Extreme temperature changes can be dangerous to the senior set. This can make winter weather as challenging as the summertime heat, as winter also throws ice and snow into the mix, which can make getting around treacherous.
Here are some safety precautions to take whether seniors are venturing outdoors or simply winterproofing their homes.
Around the House
• Keep the thermostat set to at least 65 F (19 C) to prevent hypothermia. Do not use the oven to provide heat in the house. If it is difficult to afford heating oil, propane or natural gas, find out if there is a senior program in your area.
• Inexpensive plastic sheeting can provide extra draft protection on windows.
• Purchase carbon monoxide detectors to signal whether there is dangerous carbon monoxide present at the first instant.
• If possible, pay a service or neighbor to shovel snow or plow the driveway. If you are forced to shovel, take frequent breaks. Listen to your body and rest if you’re tired.
• Make sure railings at entryways are in good working order and there is adequate lighting to ease with entering and exiting the home.
• Keep walkways salted to prevent ice buildup.

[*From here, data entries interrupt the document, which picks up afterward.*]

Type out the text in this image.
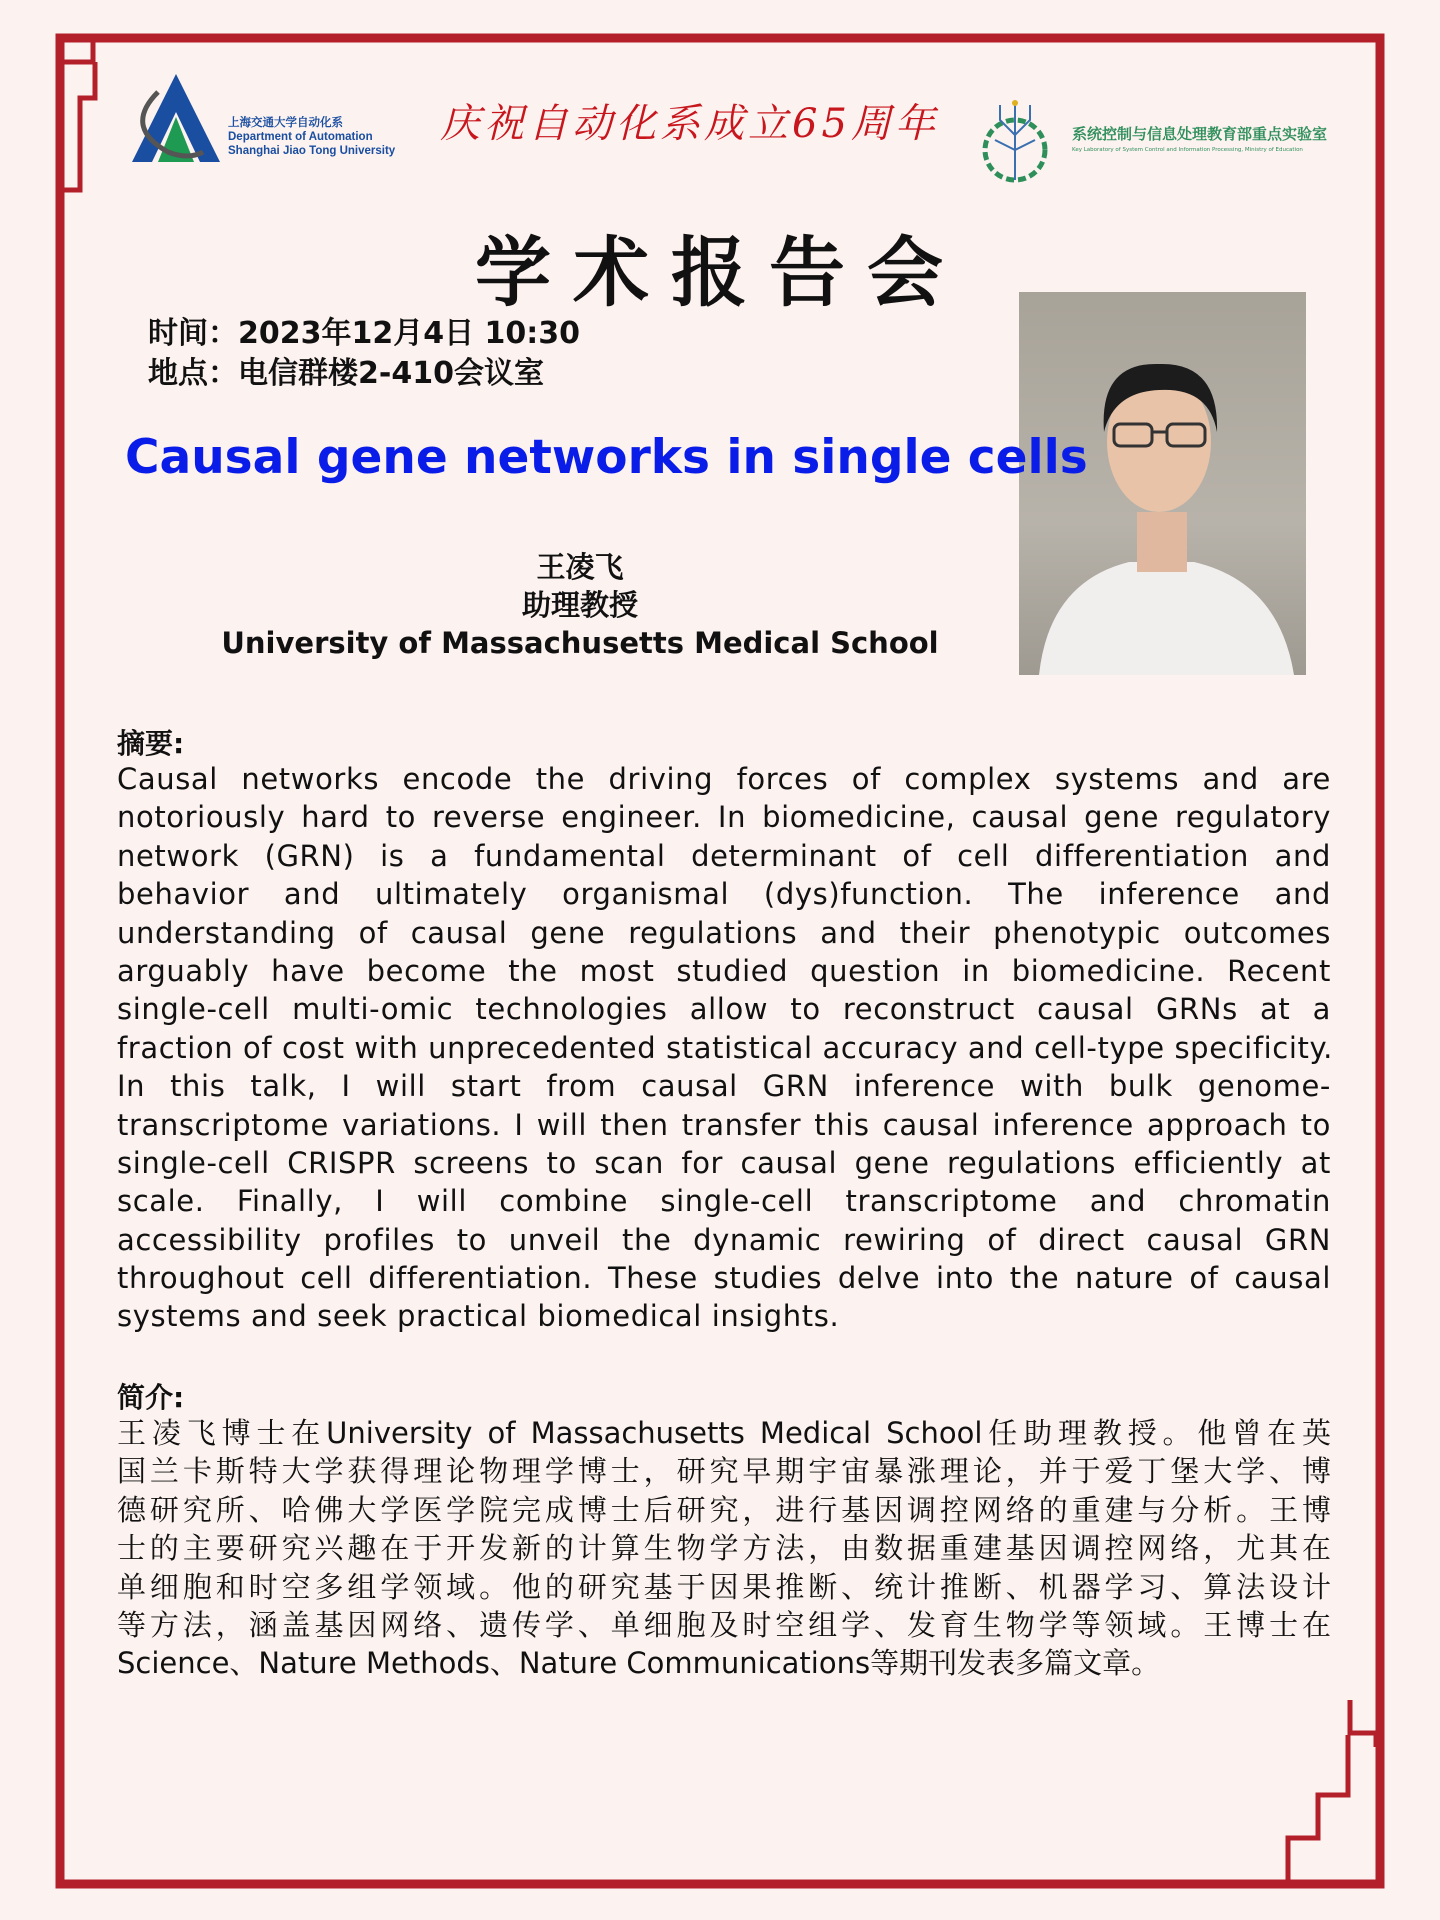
上海交通大学自动化系
Department of Automation
Shanghai Jiao Tong University
庆祝自动化系成立65周年	系统控制与信息处理教育部重点实验室
Key Laboratory of System Control and Information Processing, Ministry of Education
学术报告会
时间：2023年12月4日 10:30
地点：电信群楼2-410会议室
Causal gene networks in single cells
王凌飞
助理教授
University of Massachusetts Medical School
摘要:
Causal networks encode the driving forces of complex systems and are
notoriously hard to reverse engineer. In biomedicine, causal gene regulatory
network (GRN) is a fundamental determinant of cell differentiation and
behavior and ultimately organismal (dys)function. The inference and
understanding of causal gene regulations and their phenotypic outcomes
arguably have become the most studied question in biomedicine. Recent
single-cell multi-omic technologies allow to reconstruct causal GRNs at a
fraction of cost with unprecedented statistical accuracy and cell-type specificity.
In this talk, I will start from causal GRN inference with bulk genome-
transcriptome variations. I will then transfer this causal inference approach to
single-cell CRISPR screens to scan for causal gene regulations efficiently at
scale. Finally, I will combine single-cell transcriptome and chromatin
accessibility profiles to unveil the dynamic rewiring of direct causal GRN
throughout cell differentiation. These studies delve into the nature of causal
systems and seek practical biomedical insights.
简介:
王凌飞博士在University of Massachusetts Medical School任助理教授。他曾在英
国兰卡斯特大学获得理论物理学博士，研究早期宇宙暴涨理论，并于爱丁堡大学、博
德研究所、哈佛大学医学院完成博士后研究，进行基因调控网络的重建与分析。王博
士的主要研究兴趣在于开发新的计算生物学方法，由数据重建基因调控网络，尤其在
单细胞和时空多组学领域。他的研究基于因果推断、统计推断、机器学习、算法设计
等方法，涵盖基因网络、遗传学、单细胞及时空组学、发育生物学等领域。王博士在
Science、Nature Methods、Nature Communications等期刊发表多篇文章。
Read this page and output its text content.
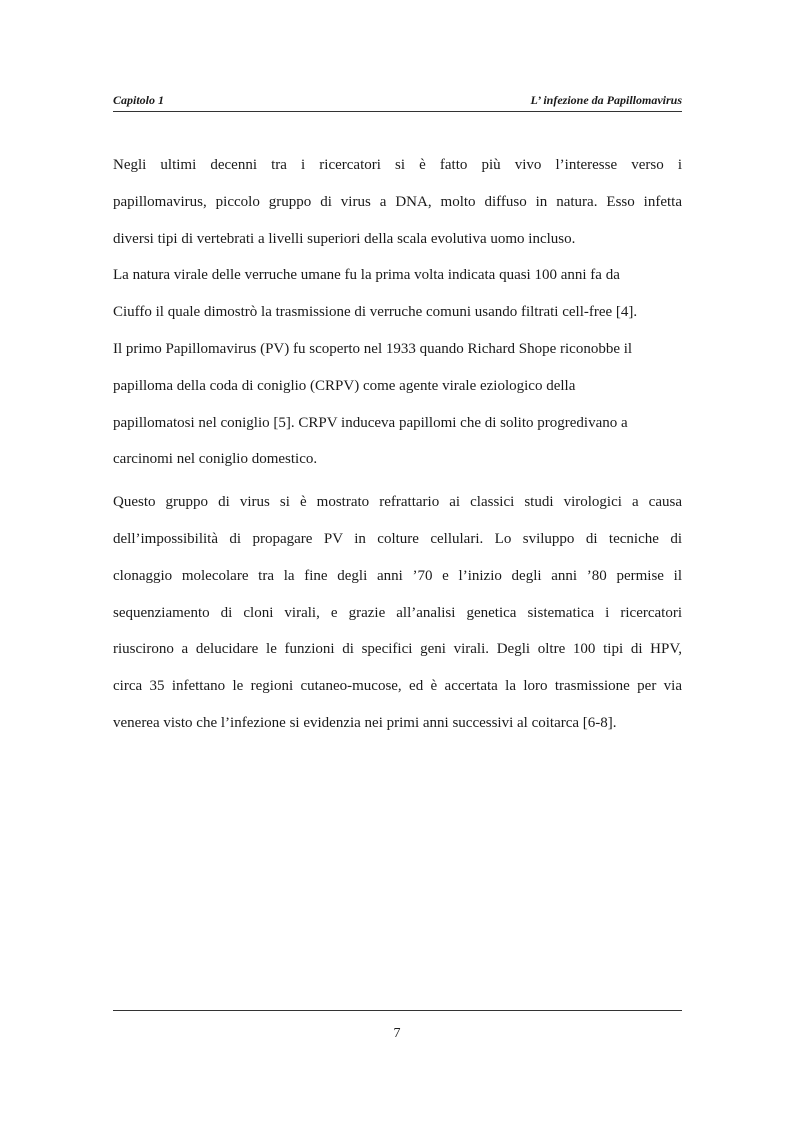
Capitolo 1	L’ infezione da Papillomavirus

Negli ultimi decenni tra i ricercatori si è fatto più vivo l’interesse verso i
papillomavirus, piccolo gruppo di virus a DNA, molto diffuso in natura. Esso infetta
diversi tipi di vertebrati a livelli superiori della scala evolutiva uomo incluso.

La natura virale delle verruche umane fu la prima volta indicata quasi 100 anni fa da
Ciuffo il quale dimostrò la trasmissione di verruche comuni usando filtrati cell-free [4].
Il primo Papillomavirus (PV) fu scoperto nel 1933 quando Richard Shope riconobbe il
papilloma della coda di coniglio (CRPV) come agente virale eziologico della
papillomatosi nel coniglio [5]. CRPV induceva papillomi che di solito progredivano a
carcinomi nel coniglio domestico.

Questo gruppo di virus si è mostrato refrattario ai classici studi virologici a causa
dell’impossibilità di propagare PV in colture cellulari. Lo sviluppo di tecniche di
clonaggio molecolare tra la fine degli anni ’70 e l’inizio degli anni ’80 permise il
sequenziamento di cloni virali, e grazie all’analisi genetica sistematica i ricercatori
riuscirono a delucidare le funzioni di specifici geni virali. Degli oltre 100 tipi di HPV,
circa 35 infettano le regioni cutaneo-mucose, ed è accertata la loro trasmissione per via
venerea visto che l’infezione si evidenzia nei primi anni successivi al coitarca [6-8].

7
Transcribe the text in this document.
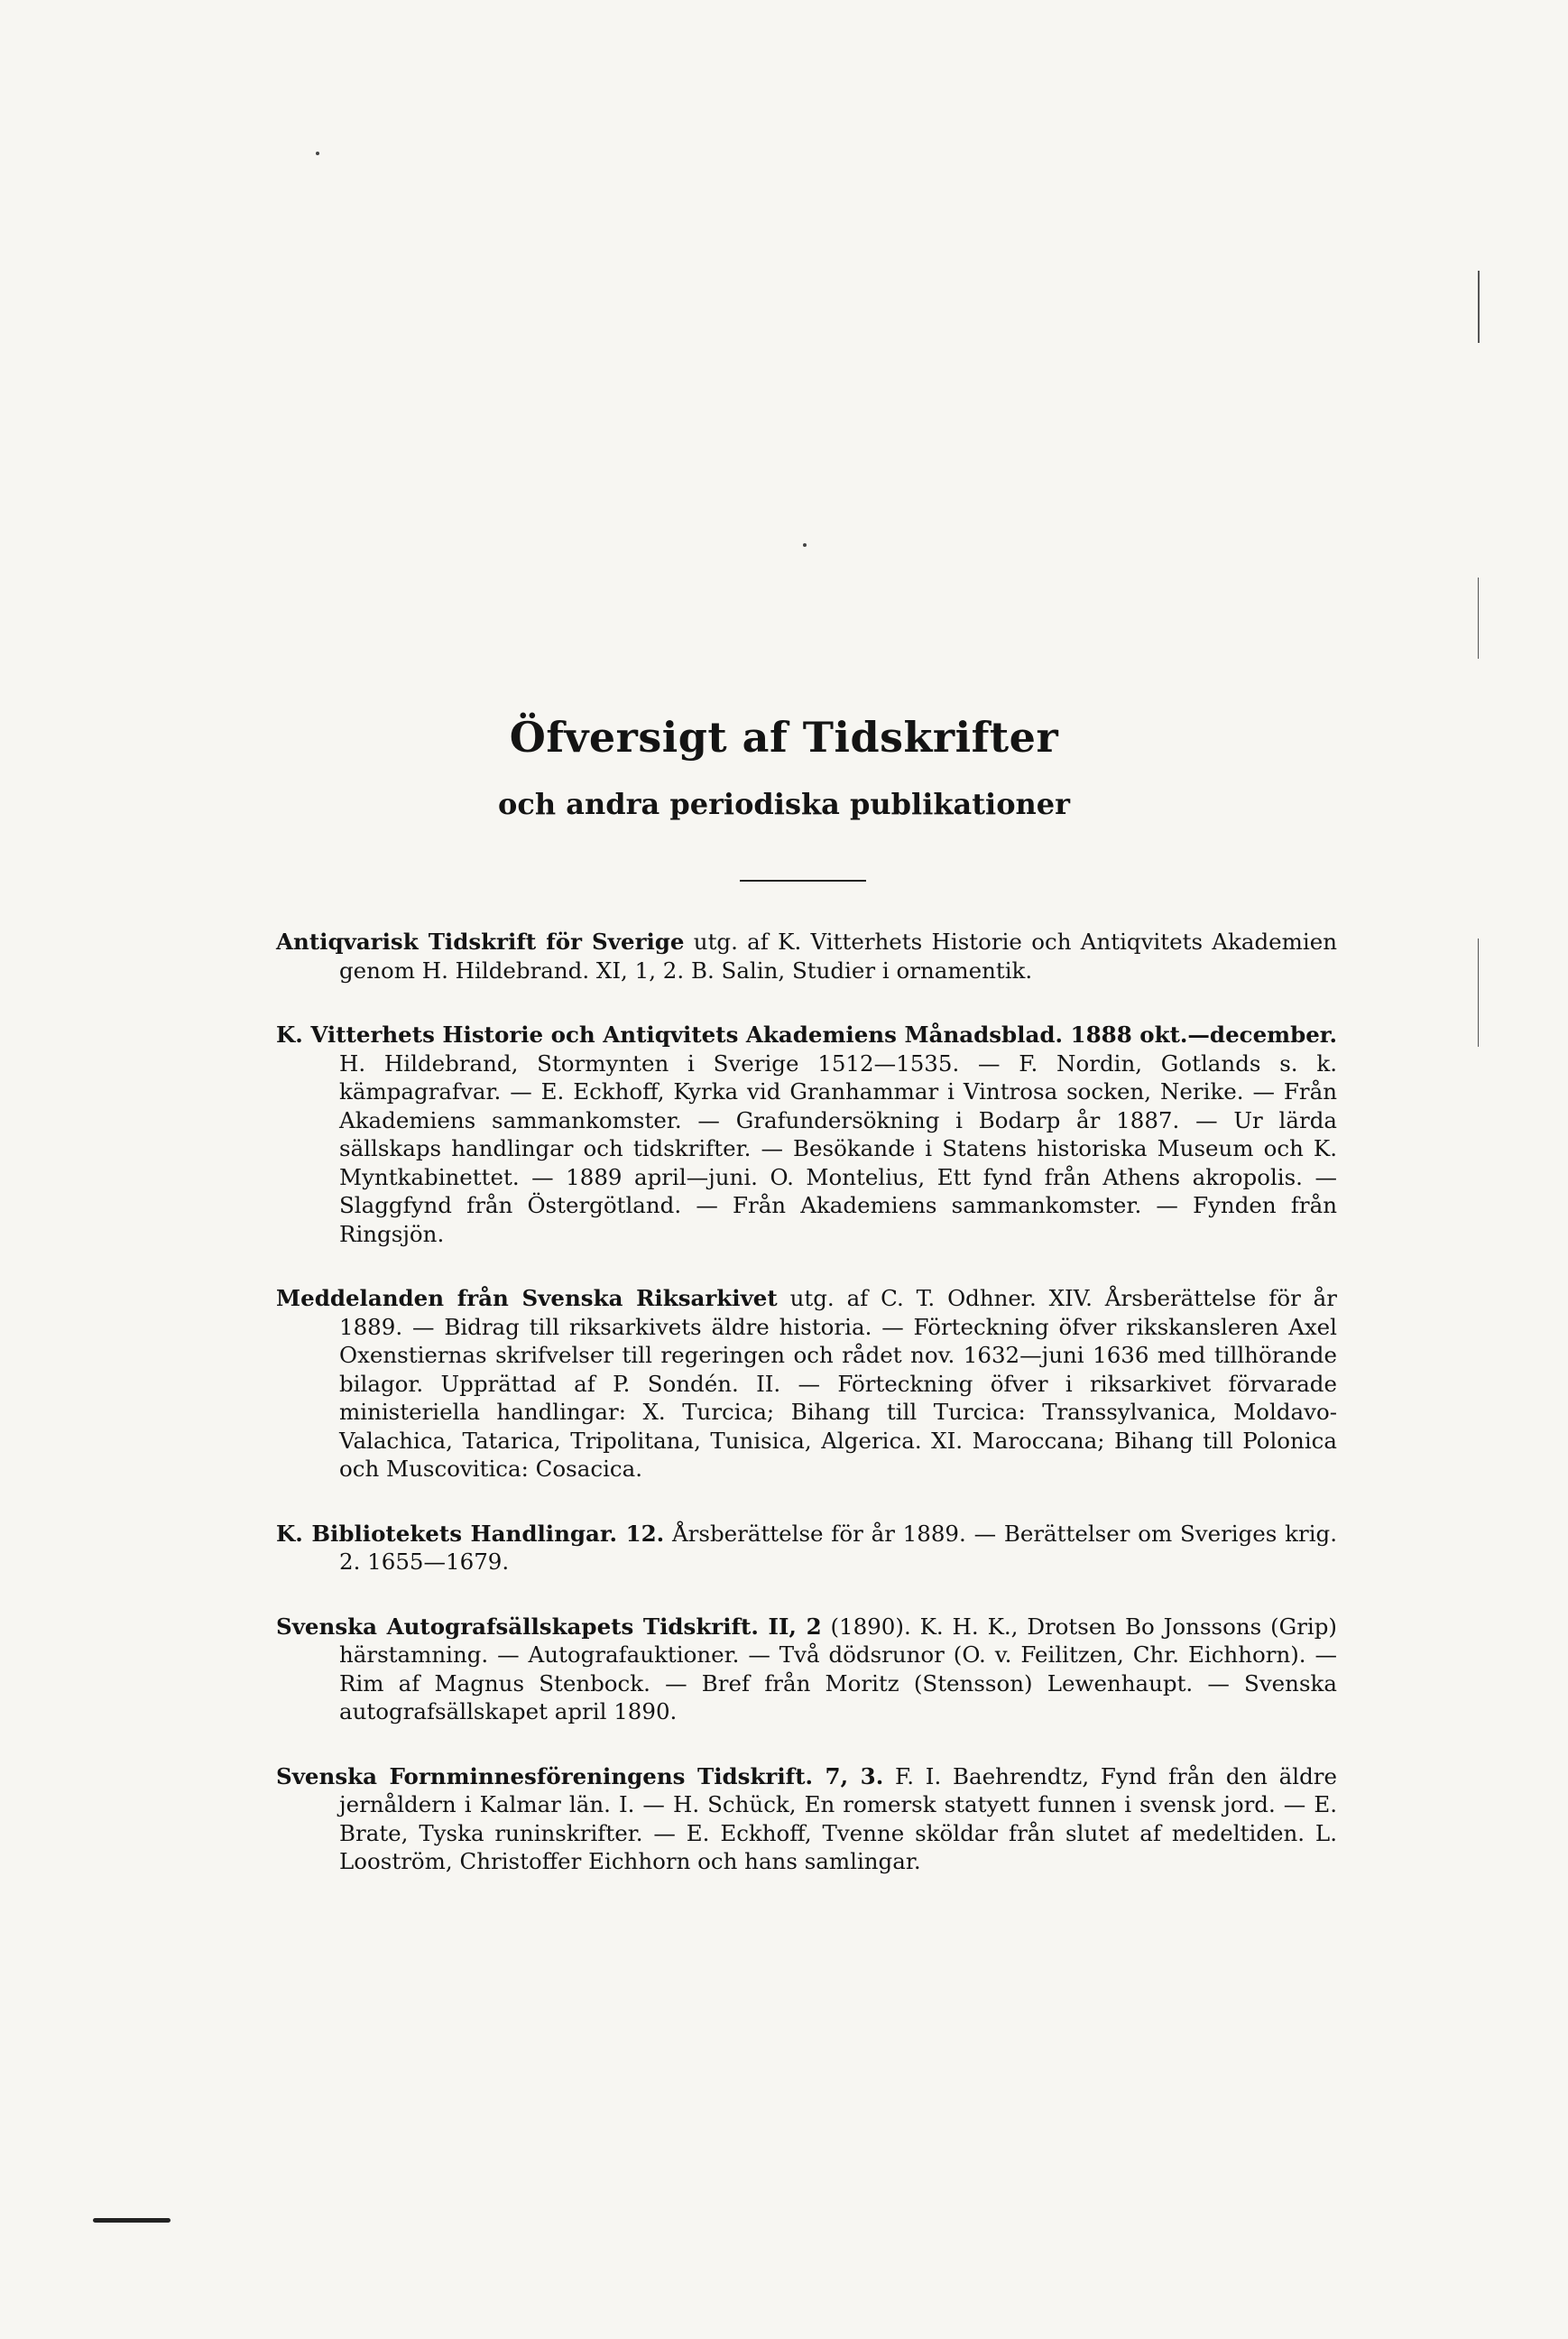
Öfversigt af Tidskrifter
och andra periodiska publikationer

Antiqvarisk Tidskrift för Sverige utg. af K. Vitterhets Historie och Antiqvitets Akademien genom H. Hildebrand. XI, 1, 2. B. Salin, Studier i ornamentik.

K. Vitterhets Historie och Antiqvitets Akademiens Månadsblad. 1888 okt.—december. H. Hildebrand, Stormynten i Sverige 1512—1535. — F. Nordin, Gotlands s. k. kämpagrafvar. — E. Eckhoff, Kyrka vid Granhammar i Vintrosa socken, Nerike. — Från Akademiens sammankomster. — Grafundersökning i Bodarp år 1887. — Ur lärda sällskaps handlingar och tidskrifter. — Besökande i Statens historiska Museum och K. Myntkabinettet. — 1889 april—juni. O. Montelius, Ett fynd från Athens akropolis. — Slaggfynd från Östergötland. — Från Akademiens sammankomster. — Fynden från Ringsjön.

Meddelanden från Svenska Riksarkivet utg. af C. T. Odhner. XIV. Årsberättelse för år 1889. — Bidrag till riksarkivets äldre historia. — Förteckning öfver rikskansleren Axel Oxenstiernas skrifvelser till regeringen och rådet nov. 1632—juni 1636 med tillhörande bilagor. Upprättad af P. Sondén. II. — Förteckning öfver i riksarkivet förvarade ministeriella handlingar: X. Turcica; Bihang till Turcica: Transsylvanica, Moldavo-Valachica, Tatarica, Tripolitana, Tunisica, Algerica. XI. Maroccana; Bihang till Polonica och Muscovitica: Cosacica.

K. Bibliotekets Handlingar. 12. Årsberättelse för år 1889. — Berättelser om Sveriges krig. 2. 1655—1679.

Svenska Autografsällskapets Tidskrift. II, 2 (1890). K. H. K., Drotsen Bo Jonssons (Grip) härstamning. — Autografauktioner. — Två dödsrunor (O. v. Feilitzen, Chr. Eichhorn). — Rim af Magnus Stenbock. — Bref från Moritz (Stensson) Lewenhaupt. — Svenska autografsällskapet april 1890.

Svenska Fornminnesföreningens Tidskrift. 7, 3. F. I. Baehrendtz, Fynd från den äldre jernåldern i Kalmar län. I. — H. Schück, En romersk statyett funnen i svensk jord. — E. Brate, Tyska runinskrifter. — E. Eckhoff, Tvenne sköldar från slutet af medeltiden. L. Looström, Christoffer Eichhorn och hans samlingar.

• Consider using delivery services or shopping online to reduce the number of trips that have to be made in inclement weather. You can even shop for groceries via the computer.
• Even though it is cold out, it is still important to stay hydrated. Seniors are often at risk for dehydration and may find it difficult to consume enough fluids when it is cold. Try for 6 to 8 glasses per day.
• Keep a bench or stool next to the door. This way you can remove your shoes upon entering and eliminate slippery puddles from melted snow that gets caught in shoe soles.
• Frostbite and hypothermia are two of the biggest dangers seniors face. Always dress in layers to leave some leeway for fluctuating temperatures. Most susceptible body parts are fingers, toes, ear lobes, and the nose. Symptoms of frostbite include numbness and a white cast to the skin in the affected area. Hypothermia is signaled by confusion, sleepiness, reduced breathing and heart rate, and extreme shivering.
• A broken bone can be a very traumatic injury for a senior. The strength of bones diminishes as a person ages. Therefore it can take longer for you to heal than a child or younger adult. Reducing the chance for falls can help prevent such injuries. Always wear shoes with rubber treads for traction. If you rely on a walker or cane, make sure the rubber tips are in good working order. A metal pronged tip could provide added traction.
• It can be strenuous to walk through deep snow. Try to choose shoveled paths.
• Black ice can make driving treacherous, and blowing snow can reduce visibility. If you feel uncomfortable driving during inclement weather, simply don’t.